Member of the Chamber of Deputies
- In office 15 May 1965 – 15 May 1969
- Constituency: 17th Departmental Group

Personal details
- Born: 10 July 1918 Cauquenes, Chile
- Died: 15 October 1985 (aged 67) Concepción, Chile
- Party: Christian Democratic Party
- Spouse: María E. Fuentealba
- Children: 5
- Occupation: Entrepreneur, politician

= Víctor Sbarbaro =

Chilean entrepreneur and politician (1918-1985)
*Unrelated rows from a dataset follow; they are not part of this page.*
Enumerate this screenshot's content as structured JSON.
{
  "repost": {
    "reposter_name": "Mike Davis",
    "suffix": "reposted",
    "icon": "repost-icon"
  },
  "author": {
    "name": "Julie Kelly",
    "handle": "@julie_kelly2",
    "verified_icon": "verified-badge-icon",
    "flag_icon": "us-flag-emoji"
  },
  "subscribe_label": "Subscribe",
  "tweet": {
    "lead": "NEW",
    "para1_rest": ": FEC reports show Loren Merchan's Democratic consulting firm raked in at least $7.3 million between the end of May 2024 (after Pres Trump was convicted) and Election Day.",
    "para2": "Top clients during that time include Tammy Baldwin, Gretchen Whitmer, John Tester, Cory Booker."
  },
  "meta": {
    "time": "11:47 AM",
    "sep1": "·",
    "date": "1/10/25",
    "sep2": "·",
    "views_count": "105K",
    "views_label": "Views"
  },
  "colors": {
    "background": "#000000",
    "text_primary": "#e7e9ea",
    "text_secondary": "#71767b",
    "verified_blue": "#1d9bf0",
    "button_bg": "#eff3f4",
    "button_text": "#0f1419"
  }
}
Víctor Sbarbaro (10 July 1918 – 15 October 1985) was a Chilean entrepreneur in the lumber industry and politician, member of the Christian Democratic Party.

He served as Deputy for the 17th Departmental District (Concepción, Tomé, Talcahuano, Yumbel and Coronel) during the legislative period 1965–1969. He had earlier been municipal councilor and acting mayor of Tomé (1953–1956).

==Biography==
He was born in Cauquenes on 10 July 1918, the son of Juan Sbárbaro Raggio and Margarita Campos.

He completed his studies at the Salesian School of Concepción. In 1949, he owned a sawmill in Tomé and later became the proprietor of a lumberyard.

==Political career==
Sbarbaro began his public service as a municipal councilor (regidor) of Tomé and served as acting mayor between 1953 and 1956.

He was elected Deputy for the 17th Departmental District (Concepción, Tomé, Talcahuano, Yumbel and Coronel) for the legislative period 1965–1969, as a representative of the Christian Democratic Party.